One of the photos showed Ms. Erkin's family sitting outside one of their palaces.
The display was just one of numerous exhibits that filled the University Center at The University of Texas at Tyler's first International Fest on Thursday.
During the festival, Ms. Erkin, a pre-nursing major and art minor, served saciya, a popular Pakistani dessert made from dried wheat, milk, custard and sugar.
Ms. Erkin moved to Tyler with her family when she was 7 years old when her father wanted to get a fresh start, but she still considers Pakistan home.

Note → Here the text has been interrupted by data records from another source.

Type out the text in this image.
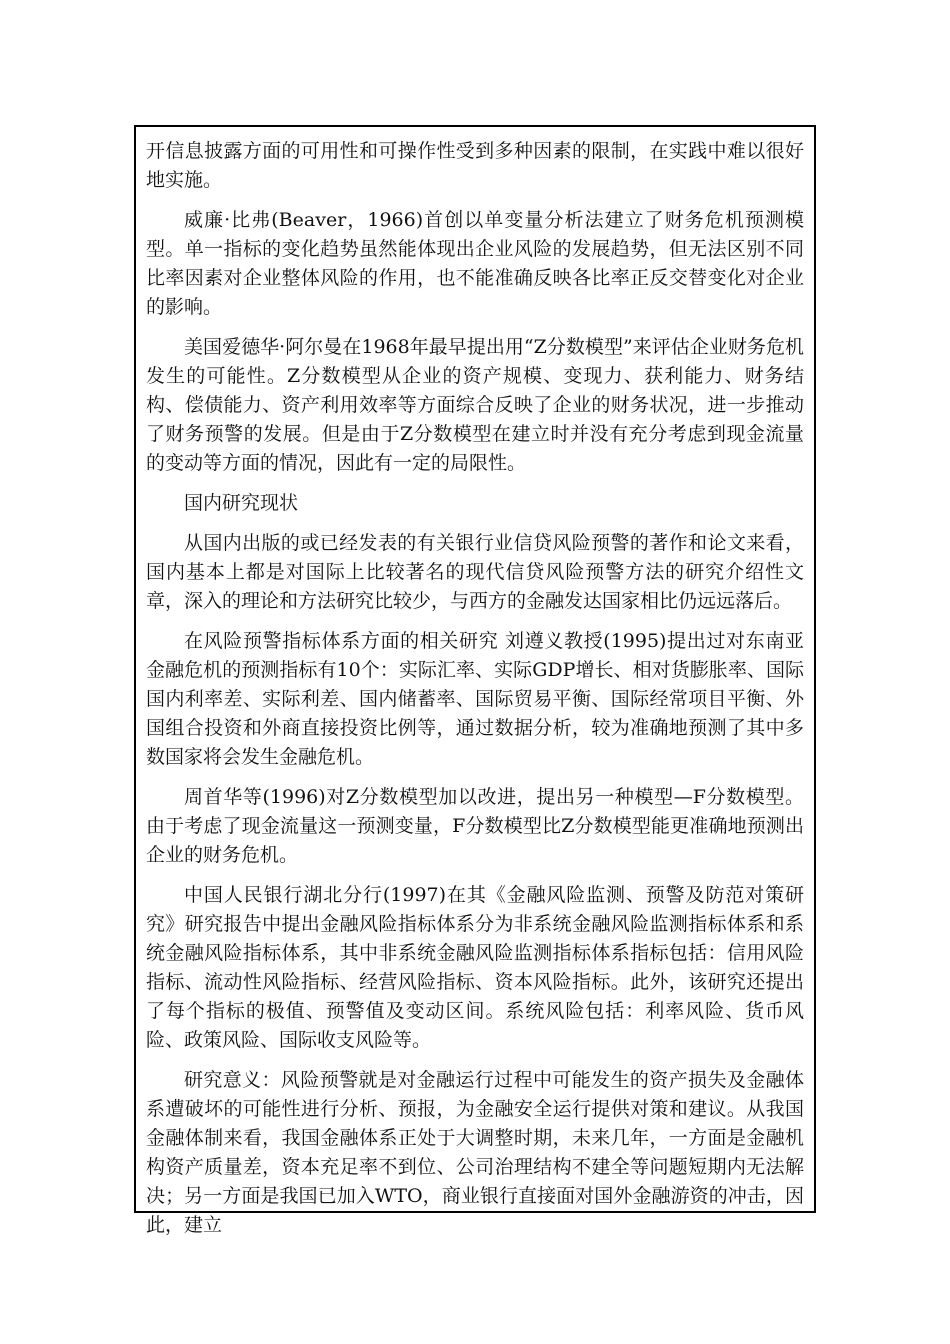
开信息披露方面的可用性和可操作性受到多种因素的限制，在实践中难以很好地实施。

威廉·比弗(Beaver，1966)首创以单变量分析法建立了财务危机预测模型。单一指标的变化趋势虽然能体现出企业风险的发展趋势，但无法区别不同比率因素对企业整体风险的作用，也不能准确反映各比率正反交替变化对企业的影响。

美国爱德华·阿尔曼在1968年最早提出用“Z分数模型”来评估企业财务危机发生的可能性。Z分数模型从企业的资产规模、变现力、获利能力、财务结构、偿债能力、资产利用效率等方面综合反映了企业的财务状况，进一步推动了财务预警的发展。但是由于Z分数模型在建立时并没有充分考虑到现金流量的变动等方面的情况，因此有一定的局限性。

国内研究现状

从国内出版的或已经发表的有关银行业信贷风险预警的著作和论文来看，国内基本上都是对国际上比较著名的现代信贷风险预警方法的研究介绍性文章，深入的理论和方法研究比较少，与西方的金融发达国家相比仍远远落后。

在风险预警指标体系方面的相关研究 刘遵义教授(1995)提出过对东南亚金融危机的预测指标有10个：实际汇率、实际GDP增长、相对货膨胀率、国际国内利率差、实际利差、国内储蓄率、国际贸易平衡、国际经常项目平衡、外国组合投资和外商直接投资比例等，通过数据分析，较为准确地预测了其中多数国家将会发生金融危机。

周首华等(1996)对Z分数模型加以改进，提出另一种模型—F分数模型。由于考虑了现金流量这一预测变量，F分数模型比Z分数模型能更准确地预测出企业的财务危机。

中国人民银行湖北分行(1997)在其《金融风险监测、预警及防范对策研究》研究报告中提出金融风险指标体系分为非系统金融风险监测指标体系和系统金融风险指标体系，其中非系统金融风险监测指标体系指标包括：信用风险指标、流动性风险指标、经营风险指标、资本风险指标。此外，该研究还提出了每个指标的极值、预警值及变动区间。系统风险包括：利率风险、货币风险、政策风险、国际收支风险等。

研究意义：风险预警就是对金融运行过程中可能发生的资产损失及金融体系遭破坏的可能性进行分析、预报，为金融安全运行提供对策和建议。从我国金融体制来看，我国金融体系正处于大调整时期，未来几年，一方面是金融机构资产质量差，资本充足率不到位、公司治理结构不建全等问题短期内无法解决；另一方面是我国已加入WTO，商业银行直接面对国外金融游资的冲击，因此，建立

"Pakistan Independence Day is Aug. 14, 1947, when it got its independence from India," Ms. Erkin shared. "Before Pakistan was created, however, it was broken up into these different provinces. My great great great great grandfather was the king of all these provinces."
At one boothl, Laura Yav talked about the Republic of Congo and the Democratic Republic of Congo. A freshman majoring in business administration, she came to UT Tyler last December to study and then plans to go back to her country, the Democratic Republic of Congo.

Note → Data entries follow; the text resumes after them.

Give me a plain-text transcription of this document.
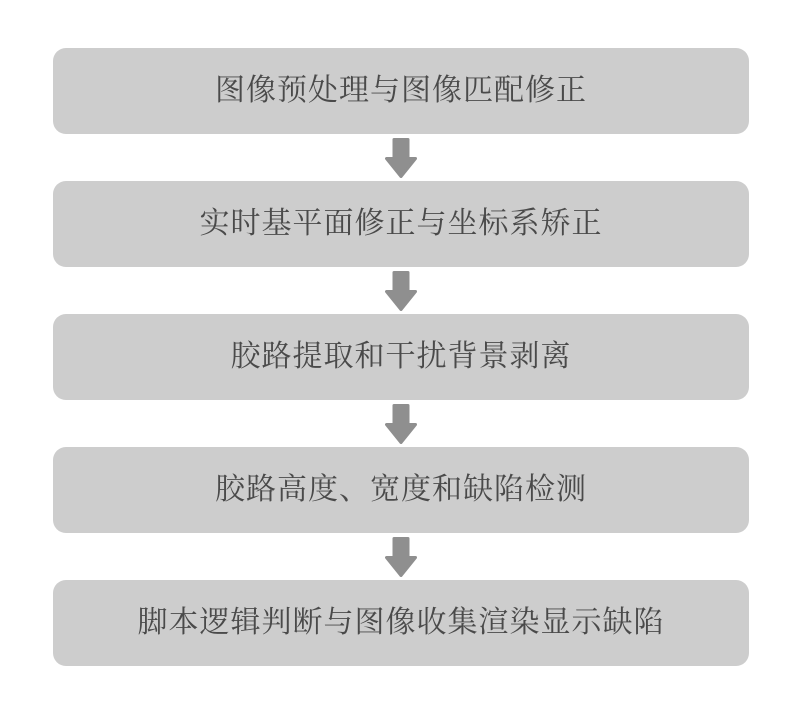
图像预处理与图像匹配修正
实时基平面修正与坐标系矫正
胶路提取和干扰背景剥离
胶路高度、宽度和缺陷检测
脚本逻辑判断与图像收集渲染显示缺陷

"I'm still learning English," she said, saying her native language is French.
Her country's motto is "unity work and progress," she said.
Khaled El Masry, an electrical engineering major from Egypt, displayed a map showing Egypt in North Africa and displayed pictures depicting the lifestyle, culture and food in Egypt. His exhibit also featured papyrus, a kind of paper created in Egypt 4,000 years ago.
Many of the student presenters were international students, but others included students who have traveled abroad, such as Josh Bradley, a senior, who shared a booth about Israel - the destination of a trip taken by about 10 UT Tyler political science department students every year. Bradley showed pictures from the trip, including a temple, the Garden of Gethsemane, Tel-Aviv and a blooming desert.
Rebecca Jackson, director of the Model United Nations at UT Tyler, promoted international travel and international studies through the university.
Similarly, Dr. Manoucher R. Khosrowshahi, a Tyler Junior College professor, promoted the 27th annual biblical and archeological tour of Turkey in March, which will be a joint venture with UT Tyler. More than 1,500 people have taken the tour, he said. It is open to students, faculty and community members nationwide.
The UT Tyler Department of Art and Art History will launch its first trip to Greece next summer for both students and community members to visit museums and archaeology sites, Dr. Elizabeth Lisot, an assistant professor, said at an exhibit about Greece.
The exhibit displayed items she has obtained on past trips to Greece, including a replica of an Achilles and Ajax vase, which is a famous vase in the Vatican museum; a replica of an ancient vase used to store wine on ships, and a replica of a Trojan horse.
Other countries featured at the festival included Jordan, Saudi Arabia, Belize, Mexico, Nigeria, Congo, Greece, South Korea, the Peoples Republic of China, Bolivia, Japan, Turkey, Vietnam and other countries. The festival also featured live entertainment and food from different countries.